Electronic tabulation paves the way for e-voting – outgoing US Ambassador

Elections Reform

By Vahnu Manikchand

Outgoing US Ambassador Perry Holloway believes that electronic tabulation might very well pave the way for the implementation of e-voting in Guyana.
The need for both electoral reform and Constitution reform has long been highlighted, and during the campaign leading up to the 2015 elections which got it into office, the APNU/AFC Coalition had committed to implementing these reforms, but is yet to take tangible steps to do so – something for which it has received much criticism.
However, having observed two Local Government Elections – 2016 and 2018 – during his three-year tenure, which has culminated, Ambassador Holloway has posited that electronic tabulation could help reduce the length of time it takes to announce the results of polling.
“I’m still a big believer that electronic tabulation can go a long way towards getting the results quicker; though I have to admit (that) the last Local Government Elections, the results were pretty timely, and kudos (are due) to GECOM (Guyana Elections Commission) and everybody who worked so hard to make that happen. But it would be nice to be able to almost have near or as close as to instantaneous [results] as you could,” he asserted.
According to the outgoing US diplomat, electronic tabulation is audible, and still requires the electorate to cast their votes on ballot papers which would be placed in ballot boxes. However, the counting process changes and becomes more efficient.
“I observed one centre at the first Local Government Elections, and I think they counted those votes 12 times, and every time it was the same number; it would never change. So why are we counting?
“…I guess someone didn’t like the results, and they wanted to be sure. And I understand counting two or three times, you do want to be sure that every vote counts; but I think electronic tabulation goes a long way for that, and I think it’s a way to ease in the greater electronic voting,” he opined.

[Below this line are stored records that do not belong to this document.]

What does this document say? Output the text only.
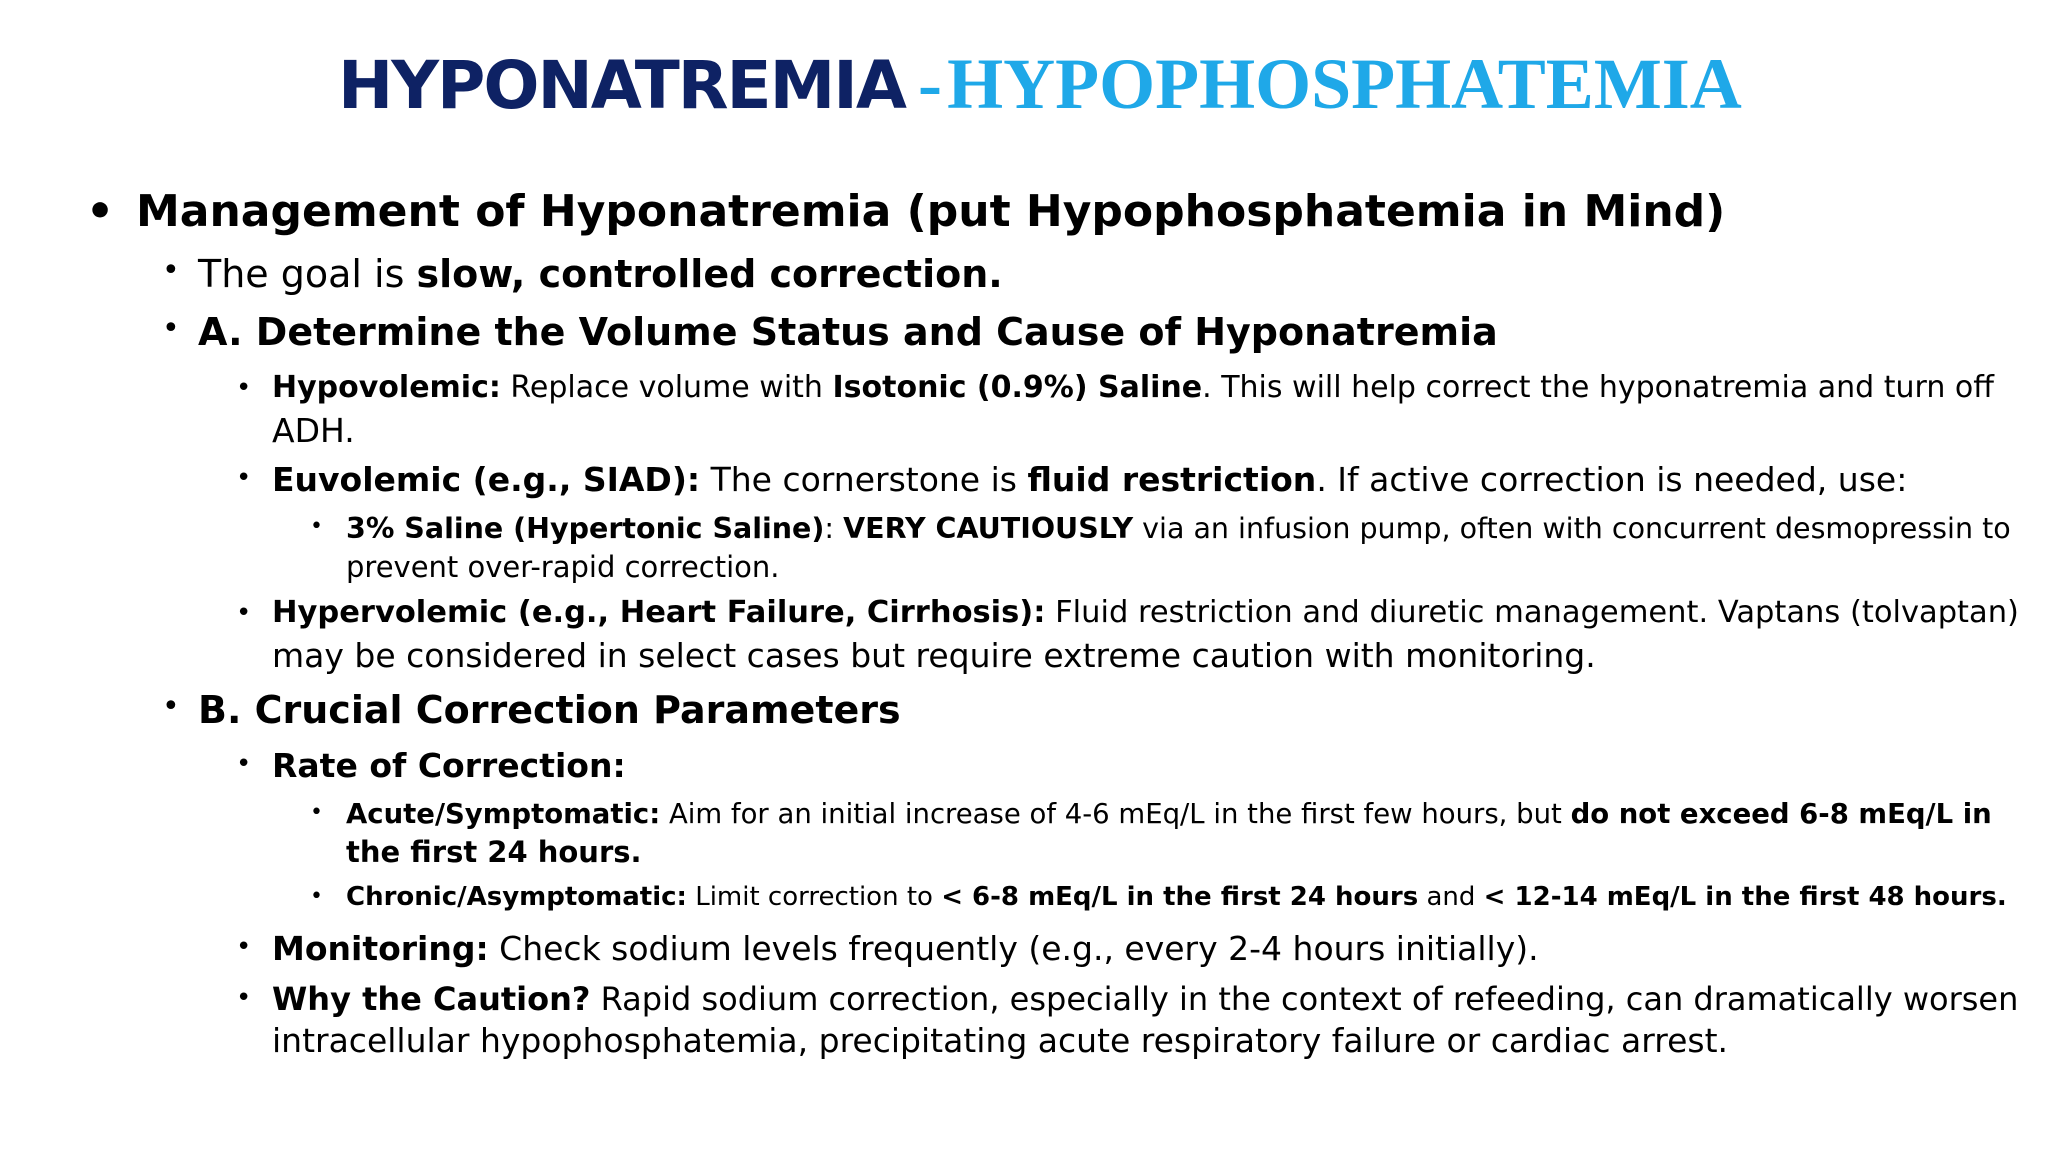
HYPONATREMIA - HYPOPHOSPHATEMIA
• Management of Hyponatremia (put Hypophosphatemia in Mind)
• The goal is slow, controlled correction.
• A. Determine the Volume Status and Cause of Hyponatremia
• Hypovolemic: Replace volume with Isotonic (0.9%) Saline. This will help correct the hyponatremia and turn off
ADH.
• Euvolemic (e.g., SIAD): The cornerstone is fluid restriction. If active correction is needed, use:
• 3% Saline (Hypertonic Saline): VERY CAUTIOUSLY via an infusion pump, often with concurrent desmopressin to
prevent over-rapid correction.
• Hypervolemic (e.g., Heart Failure, Cirrhosis): Fluid restriction and diuretic management. Vaptans (tolvaptan)
may be considered in select cases but require extreme caution with monitoring.
• B. Crucial Correction Parameters
• Rate of Correction:
• Acute/Symptomatic: Aim for an initial increase of 4-6 mEq/L in the first few hours, but do not exceed 6-8 mEq/L in
the first 24 hours.
• Chronic/Asymptomatic: Limit correction to < 6-8 mEq/L in the first 24 hours and < 12-14 mEq/L in the first 48 hours.
• Monitoring: Check sodium levels frequently (e.g., every 2-4 hours initially).
• Why the Caution? Rapid sodium correction, especially in the context of refeeding, can dramatically worsen
intracellular hypophosphatemia, precipitating acute respiratory failure or cardiac arrest.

However, Ambassador Holloway acknowledged that full electronic voting might be a little difficult, given the lack of internet connectivity throughout the entire country, particularly in the deep hinterland areas.
“But the tabulation, I think, is very doable, and I think it’s a way to get started,” he contended.
According to the outgoing US Ambassador, the Guyana Government can certainly pursue this on its own, using its own funds; or approach some of the different international organisations and even bilateral countries to possibly get some assistance to implement electronic tabulation.
Nevertheless, the US Diplomat pointed out that, having observed the electoral process here and in more than eight other countries, it is difficult to carry out any significant fraud at the actual ballot box during the tabulation process.
“Every system has its flaws, but at the actual box, it seems to me very very hard to commit any significant fraud. Yeah, one guy (can) do something, but like tens of thousands of votes? I mean, there could be other places where the system is weaker, you’d have to talk to some of the experts. But I was very impressed with the sanctity of the box there at the polling stand [in Guyana]. What happens before or after, that’s probably areas we may have to be more vigilant, and I’m sure they are,” Ambassador Holloway stated.
Over the years, there have been numerous and repeated recommendations for the Guyana Elections Commission (GECOM) to undergo reforms. In fact, Elections observer groups both internationally and regionally have been insisting that while GECOM’s purpose for existence is to administer free and fair electoral processes, Guyana should consider reforms that would reduce or eliminate the politicised composition of the elections body, in order to ensure independence and impartiality.
Currently, the elections oversight body is comprised using the Carter Centre model that was introduced for the 1992 elections to guide the composition of GECOM. This model provides for three members each from Government and the Opposition; and the Chairman to be appointed by the President from a list of names submitted to him by the Opposition — a process which many say has since exhausted its usefulness.
In fact, this was the position taken by President Granger back in September during a press conference, where he said that the matter will be included on the agenda to be discussed with Opposition Leader Bharrat Jagdeo.
In turn, Jagdeo had said he is open to having these discussions with the Head of State, but only if the new method proposed would ensure complete impartiality at GECOM.
However, President Granger’s willingness to host talks on the matter comes even as he continues to face heavy criticism over his unilateral appointment of retired Justice James Patterson as the new GECOM Chairman last year, after rejecting three lists of six nominees submitted by the Opposition Leader.
While the need to end the political appointments at the elections body is evident, commentators and political activists have said it is too late now for such reforms to be realized, especially before the highly anticipated 2020 General and Regional Elections – which are to be held in the same year that Guyana will see first oil.